Under the mysterious Ulaan Khol moniker, Steven R. Smith has spent the better part of the last two years crafting a three-part suite entitled “Ceremony” for the Soft Abuse label. His method is both straightforward and not: Both I and II indulge in echo-drenched psychedelic squall, the first album slightly louder and brighter (both in art and musical composition) than the doom-laden follow-up. It’s no-frills instrumental acid jamming to be sure, but Smith’s significant skill as a guitarist sometimes makes the swirling assault an impenetrable haze of notes and rhythms. You spend less time hearing the hooks than trying to figure out what instruments are being played at any given time.
For the final installment of the trilogy, the L.A.-based artist tries to unite the sounds of the first two albums under the guise of “a groundbreaking, breathtaking amalgam of heavy Komische & basement psychedelic freak-outs.” That’s only partly true, though. We can say for certain that this is the heaviest of the three albums, as evidenced by the roar of “Untitled ,” equaled up to this point only by the corresponding track on the first album. Part of the reason for this is the percussion, which popped up intermittently on I and even less on II. Another part is the suggestion of percussion – “Untitled ” has a wonderfully heavy middle stretch that tricks you into thinking you can hear crashing cymbals or at least a bass drum when in fact it’s just guitars working their subconscious magic.

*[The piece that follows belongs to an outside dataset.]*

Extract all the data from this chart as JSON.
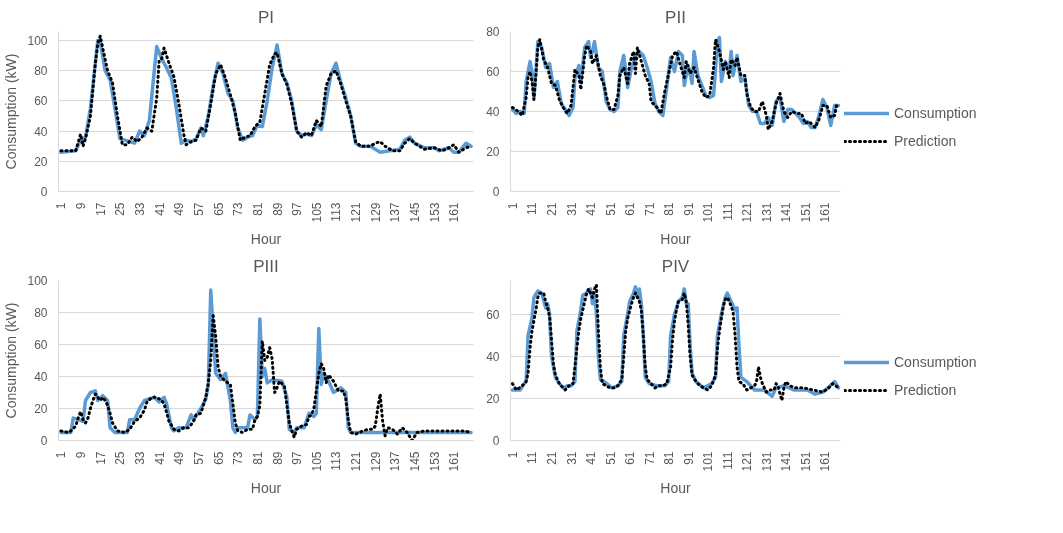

The added noise and anchor of rhythm – sometimes lacking in earlier instances of “Ceremony’s” more contemplative moments – is simply overwhelming.
Because it is often so heavy, the best moments on III turn out to be the quieter moments, when Smith cuts most of the pedals and lets his six-string go to work. The final three songs are the best example, not least of all because they are paced perfectly: If you can make it that far, “Untitled ” lures you in with a fried-out build-up, a comparatively quiet strum that ascends to the dizzying heights of a jet engine roar, on par with anything else he’s done.
It should be noted that, with the exception of the final track, no song exceeds the six-minute barrier; even in his most intense aural attacks and subsequent releases, Smith remains economical in length. Hardly a second is wasted getting to the point, which makes Ulaan Khol the easiest entry point for someone interested in delving further into his personal back catalog with Hala Strana, Mirza, Thuja, and associated acts of the Jewelled Antler Collective.
III thus feels like a much longer, more “epic” piece of music than it actually is. What does “Ceremony” mean? What did Steven R. Smith hope to accomplish with Ulaan Khol? I don’t know, and answers don’t seem forthcoming. What we do know is that III unites the openly audacious I with the brooding II to create arguably his most coherent solo endeavor.